Michael Dolinger, MD, MBA, assistant professor of pediatrics and the associate pediatric gastroenterology fellowship program director at the Icahn School of Medicine at Mount Sinai, New York, said the study is noteworthy because it is the first of its kind to show that IUS can accurately monitor treatment responses in UC.

Michael Dolinger, MD, MBA, assistant professor of pediatrics and the associate pediatric gastroenterology fellowship program director at the Icahn School of Medicine at Mount Sinai, New York

Dr. Michael Dolinger

“This study is what we’re looking for now, and in the future,” Dr. Dolinger said in an interview. “We’re looking for noninvasive biomarkers to predict early responses so that we know as clinicians ... if our medicines are working or if we need to pivot and switch effectively.”

For patients, this can mean feeling better quicker while reducing burden of care, he added.

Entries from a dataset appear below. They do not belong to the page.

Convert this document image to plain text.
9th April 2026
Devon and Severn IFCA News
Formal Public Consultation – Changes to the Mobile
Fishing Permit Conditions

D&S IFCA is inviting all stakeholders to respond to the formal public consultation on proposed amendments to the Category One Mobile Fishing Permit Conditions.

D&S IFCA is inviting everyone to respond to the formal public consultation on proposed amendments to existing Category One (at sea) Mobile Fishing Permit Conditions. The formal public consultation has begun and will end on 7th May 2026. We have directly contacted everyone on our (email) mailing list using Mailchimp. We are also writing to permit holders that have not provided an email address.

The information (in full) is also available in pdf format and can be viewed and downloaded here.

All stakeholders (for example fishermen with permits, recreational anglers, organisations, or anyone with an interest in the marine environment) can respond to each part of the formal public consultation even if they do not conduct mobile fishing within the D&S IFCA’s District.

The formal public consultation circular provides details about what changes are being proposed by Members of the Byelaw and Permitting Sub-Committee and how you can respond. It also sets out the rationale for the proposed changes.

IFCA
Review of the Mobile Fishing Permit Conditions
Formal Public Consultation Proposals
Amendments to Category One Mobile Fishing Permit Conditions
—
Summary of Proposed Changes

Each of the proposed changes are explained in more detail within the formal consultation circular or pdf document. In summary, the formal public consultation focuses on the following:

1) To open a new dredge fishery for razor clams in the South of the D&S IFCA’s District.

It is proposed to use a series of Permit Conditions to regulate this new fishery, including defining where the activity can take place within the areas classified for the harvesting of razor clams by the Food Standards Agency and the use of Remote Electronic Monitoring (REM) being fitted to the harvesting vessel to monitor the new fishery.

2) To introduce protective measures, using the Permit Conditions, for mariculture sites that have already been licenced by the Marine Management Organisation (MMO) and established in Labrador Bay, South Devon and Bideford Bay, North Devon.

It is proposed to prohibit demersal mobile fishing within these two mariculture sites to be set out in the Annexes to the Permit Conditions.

“We can use this study to predict patient responses without having to potentially rescope them in 8 weeks using a 5-minute point-of-care test in the clinic,” Dr. Dolinger said. “It’s huge to be able to say that for patients with colitis, and to provide reassurance that not only are they potentially feeling better, but the medicine is working to change and heal their bowel wall really quickly as well.”

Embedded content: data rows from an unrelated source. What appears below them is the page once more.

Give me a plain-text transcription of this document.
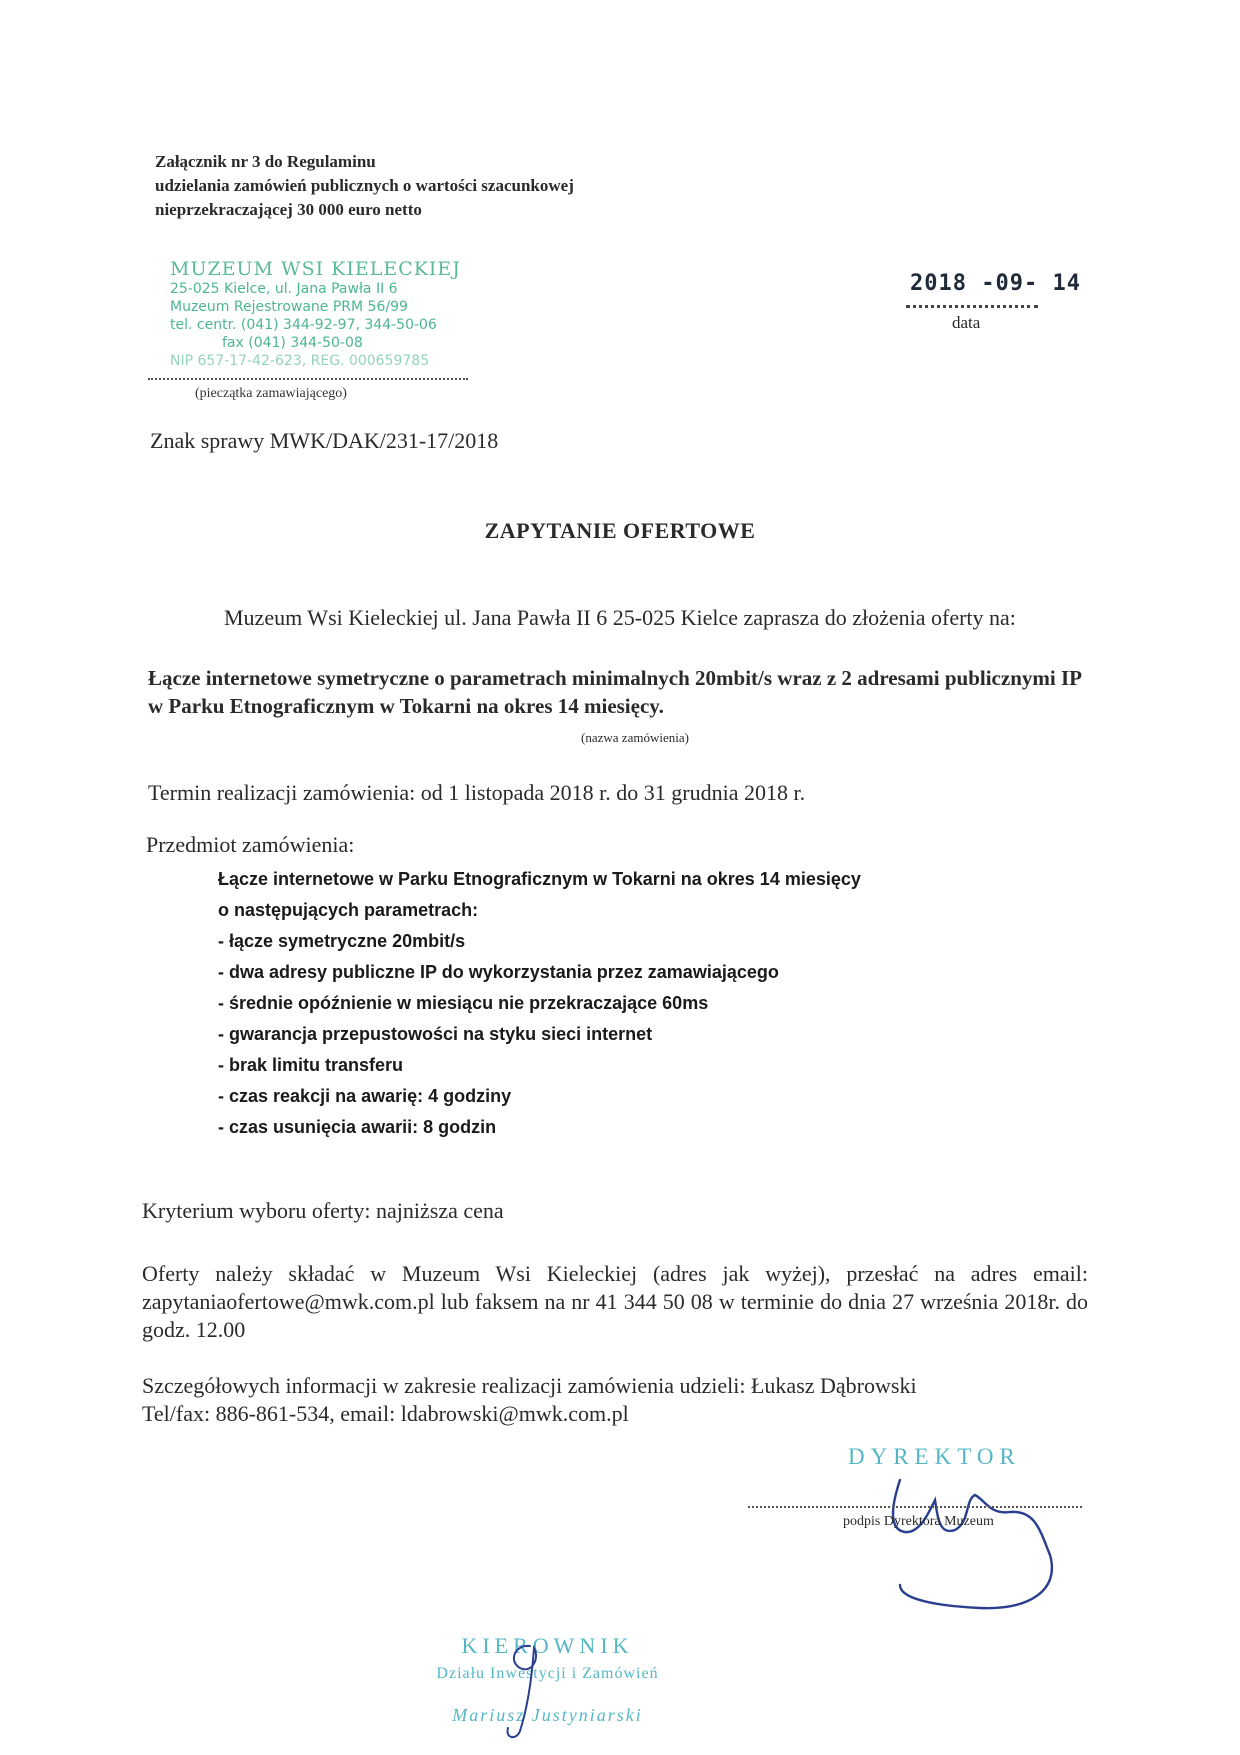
Załącznik nr 3 do Regulaminu
udzielania zamówień publicznych o wartości szacunkowej
nieprzekraczającej 30 000 euro netto
MUZEUM WSI KIELECKIEJ
25-025 Kielce, ul. Jana Pawła II 6
Muzeum Rejestrowane PRM 56/99
tel. centr. (041) 344-92-97, 344-50-06
fax (041) 344-50-08
NIP 657-17-42-623, REG. 000659785
(pieczątka zamawiającego)
2018 -09- 14
data
Znak sprawy MWK/DAK/231-17/2018
ZAPYTANIE OFERTOWE
Muzeum Wsi Kieleckiej ul. Jana Pawła II 6 25-025 Kielce zaprasza do złożenia oferty na:
Łącze internetowe symetryczne o parametrach minimalnych 20mbit/s wraz z 2 adresami publicznymi IP w Parku Etnograficznym w Tokarni na okres 14 miesięcy.
(nazwa zamówienia)
Termin realizacji zamówienia: od 1 listopada 2018 r. do 31 grudnia 2018 r.
Przedmiot zamówienia:
Łącze internetowe w Parku Etnograficznym w Tokarni na okres 14 miesięcy
o następujących parametrach:
- łącze symetryczne 20mbit/s
- dwa adresy publiczne IP do wykorzystania przez zamawiającego
- średnie opóźnienie w miesiącu nie przekraczające 60ms
- gwarancja przepustowości na styku sieci internet
- brak limitu transferu
- czas reakcji na awarię: 4 godziny
- czas usunięcia awarii: 8 godzin
Kryterium wyboru oferty: najniższa cena
Oferty należy składać w Muzeum Wsi Kieleckiej (adres jak wyżej), przesłać na adres email: zapytaniaofertowe@mwk.com.pl lub faksem na nr 41 344 50 08 w terminie do dnia 27 września 2018r. do godz. 12.00
Szczegółowych informacji w zakresie realizacji zamówienia udzieli: Łukasz Dąbrowski
Tel/fax: 886-861-534, email: ldabrowski@mwk.com.pl
DYREKTOR
podpis Dyrektora Muzeum
KIEROWNIK
Działu Inwestycji i Zamówień
Mariusz Justyniarski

Dr. Dolinger speaks from clinical experience. Over the past 2 years, he and his colleagues at Mount Sinai have been implementing IUS for patients with both UC and Crohn’s disease.

“It’s become part of our standard of care,” Dr. Dolinger said. “This is now emerging in the United States and will soon take hold. There is a lot of interest.”

Dr. Dolinger is one of just a few American physicians credentialed by the International Bowel Ultrasound Group, an organization based out of Europe, Israel, and Canada. Formalized training and certification are necessary, Dr. Dolinger noted, to ensure that this new clinical approach maintains consistency as it is rolled out across the United States.

“We have the unique opportunity to do something from the ground up quickly, but also correctly, meaning that we can train everyone to speak the same language and do the same standardized exams so that all the findings and research are relatable,” Dr. Dolinger said.

He advised interested physicians to contact their local inflammatory bowel disease center to find out if training is available, and if it is, devoting “a lot of time” to the learning process.

“If you’re going to use this potentially as a clinical decision-making tool without using other invasive procedures, you really want to make sure what you’re doing is accurate and correct,” Dr. Dolinger said.

The investigators disclosed relationships with AbbVie, Merck, Takeda, and others. Dr. Dolinger disclosed a relationship with NeuroLogica, a subsidiary of Samsung Electronics.